Blog van Willem Heijdeman.
De boot helt angstaanjagend over naar bakboord en de oude zeemanswijsheid die 1 hand voor het schip en 1 voor jezelf adviseert, slaat de plank dit keer volledig mis. Twee handen heb ik nodig om overeind te blijven. Ik worstel de trap op langs de lege plek waar voorheen de stapel kotszakken lag. De wind staat vol op de deur dus slechts met veel geweld krijg ik hem open. De snijdende noordoostenwind slaat me in het gezicht, maar gelukkig heb ik mijn zuidwester omgekeerd op. De regen gutst naar beneden uit een loodgrijze lucht, die slechts af en toe fel verlicht wordt door de bliksemschichten die de enorme donderklappen voorafgaan. Eenmaal boven bij de stuurhut zie ik kapitein Pim die zich met een dik touw vastgesnoerd heeft aan het stuurwiel. Voor ons slaan de metershoge hoge golven over het voordek. De boeg verdwijnt volledig onder de golven maar gelukkig weet de boot zich weer omhoog te worstelen.

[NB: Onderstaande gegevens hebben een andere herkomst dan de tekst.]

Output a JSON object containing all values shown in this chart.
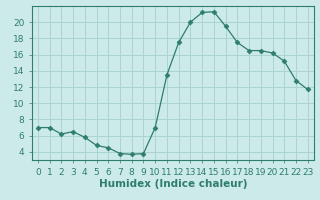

Dat zijn verhalen waar we mee thuis kunnen komen, deze anekdotes willen we aan de bar vertellen! Echter, de enige bedreiging die de afgelopen dagen van moeder natuur op ons af is gekomen, hebben we kunnen afwenden door goed met zonnebrand te smeren. Klein ander ongemak was vanmorgen ook nog dat het verkoelende ochtendbriesje net teveel was om Ben zijn scheiding in het wateroppervlak recht te kunnen laten leggen. Bijna windstil, een blauwe hemel, geweldig zicht onder water, goed geplande duiken zonder stroming, kortom: het lijkt wel vakantie!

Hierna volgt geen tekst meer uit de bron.